Secara umum, mekanisme penyelesaian kasus-kasus tindak pidana di Indonesia diatur dalam Kitab Undang-Undang Hukum Acara Pidana (KUHAP). Pada penanganan kasus pidana dilakukan dalam Sistem Peradilan Pidana Terpadu dan Integral yang dijalankan oleh empat unsur penegak hukum diantaranya Kepolisian, Kejaksaan, Pengadilan, dan Lembaga Kemasyarakatan.
Selain empat unsur di atas, ada kewenangan khusus yang diberikan kepada pejabat penyidik pegawai negeri sipil (PPNS) tertentu di lingkungan kementerian yang diberi wewenang khusus sebagai penyidik sebagaimana diatur dalam perundang-undangan, salah satunya melakukan penyidikan tindak pidana paten yang diatur oleh Undang-Undang Nomor 13 Tahun 2016 tentang Paten (UU Paten). Penyidik yang dimaksud adalah PPNS di lingkungan Kementerian Hukum dan HAM (Dirjen KI) yang memiliki ruang lingkup tugas dan tanggung jawabnya meliputi Hak Kekayaan Intelektual.
Pejabat ini diberikan kewenangan untuk melakukan pemeriksaan atas laporan terjadinya tindak pidana di bidang paten. Di mana dalam struktur organisasi dan tata letak Direktorat Jenderal Kekayaan Intelektual didalamnya terdapat struktur khusus yang menangani proses penyidikan yaitu di Direktorat Penyidikan dan Penyelesaian Sengketa.
Dalam implementasi secara teknis menjalankan kewenangan tersebut diatur dalam Keputusan Menteri Hukum dan HAM No. M. HH-01.H1.07.02 Tahun 2015 tentang Petunjuk Pelaksanaan Manajemen Penyidikan Tindak Pidana di Bidang Kekayaan Intelektual.
Pada prosesnya, penyidik ini bisa meminta keterangan dari pihak yang diduga melakukan tindak pidana paten, melakukan penggeledahan, hingga penyitaan terhadap bahan dan produk hasil pelanggaran yang dapat dijadikan bukti dalam perkara tindak pidana dibidang paten.
Wewenang khusus PPNS untuk melakukan penyidikan berdasarkan UU Paten, harus dilaksanakan dengan penuh tanggung jawab dan profesional. Apabila hasil penyidikan menunjukkan adanya bukti telah terjadinya tindak pidana di bidang paten, selanjutnya perkara pidana dapat diproses pada tingkat penuntutan dan pemeriksaan di sidang pengadilan. Jika terbukti, tersangka atau terdakwa dapat dikenakan sanksi pidana sesuai dengan peraturan perundang-undangan yang berlaku.

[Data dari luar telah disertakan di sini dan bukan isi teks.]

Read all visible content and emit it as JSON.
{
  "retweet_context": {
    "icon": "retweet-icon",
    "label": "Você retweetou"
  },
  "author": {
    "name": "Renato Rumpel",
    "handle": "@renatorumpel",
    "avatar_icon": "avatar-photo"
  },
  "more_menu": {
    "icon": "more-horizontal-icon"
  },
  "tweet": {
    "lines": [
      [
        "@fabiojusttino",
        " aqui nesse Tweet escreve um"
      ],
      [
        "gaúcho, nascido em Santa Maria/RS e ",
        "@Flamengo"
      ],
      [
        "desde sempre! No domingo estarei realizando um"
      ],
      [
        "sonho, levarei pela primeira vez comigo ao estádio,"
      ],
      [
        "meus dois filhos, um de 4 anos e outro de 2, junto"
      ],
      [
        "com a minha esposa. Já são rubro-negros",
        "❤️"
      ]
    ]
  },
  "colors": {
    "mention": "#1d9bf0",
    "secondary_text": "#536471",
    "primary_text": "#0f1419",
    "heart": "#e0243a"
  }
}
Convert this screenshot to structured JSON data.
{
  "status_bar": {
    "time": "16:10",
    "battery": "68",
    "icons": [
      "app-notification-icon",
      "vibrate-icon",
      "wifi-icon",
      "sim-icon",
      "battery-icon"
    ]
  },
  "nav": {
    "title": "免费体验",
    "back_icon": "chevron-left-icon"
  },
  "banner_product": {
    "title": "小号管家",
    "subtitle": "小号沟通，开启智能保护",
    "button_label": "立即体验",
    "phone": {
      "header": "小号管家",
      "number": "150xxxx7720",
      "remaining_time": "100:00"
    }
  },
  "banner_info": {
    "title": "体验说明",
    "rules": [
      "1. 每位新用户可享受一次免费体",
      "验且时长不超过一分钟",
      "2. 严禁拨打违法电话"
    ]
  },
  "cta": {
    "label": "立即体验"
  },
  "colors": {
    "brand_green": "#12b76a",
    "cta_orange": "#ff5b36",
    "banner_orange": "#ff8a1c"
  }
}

Adapun bentuk-bentuk tindak pidana baik yang disengaja atau tanpa hak dalam bidang paten yang melanggar ketentuan sebagaimana diatur dalam UU Nomor 13 Tahun 2016, dapat dikenakan ketentuan pidana, seperti pidana penjara atau denda.
Namun perlu diperhatikan selama melakukan proses mekanisme penyidikan tindak pidana paten berdasarkan UU 13 Tahun 2016, pejabat penyidik pegawai negeri sipil dapat meminta bantuan pejabat penyidik Kepolisian RI untuk kelancaran penyidikan dan pejabat penyidik pegawai negeri sipil memberitahukan dimulainya penyidikan kepada penuntut umum dengan tembusan kepada pejabat penyidik kepolisian. Hasil penyidikan yang telah dilakukan oleh pejabat penyidik pegawai negeri sipil disampaikan kepada penuntut umum melalui pejabat penyidik Polri. Adapun urgensi keberadaan PPNS dalam proses penyidikan tindak pidana ialah untuk memberikan bantuan yang bersifat fungsional kepada pihak kepolisian.
Bentuk-bentuk tindak pidana berupa perbuatan dengan sengaja dan tanpa hak atau melanggar ketentuan sebagaimana diatur dalam UU Paten, perlu diterapkan sesuai dengan peraturan perundang-undangan yang berlaku. Hal ini dimaksudkan untuk memberikan efek jera terhadap pelaku perbuatan pidana dan merupakan suatu pembelajaran bagi pihak-pihak lain.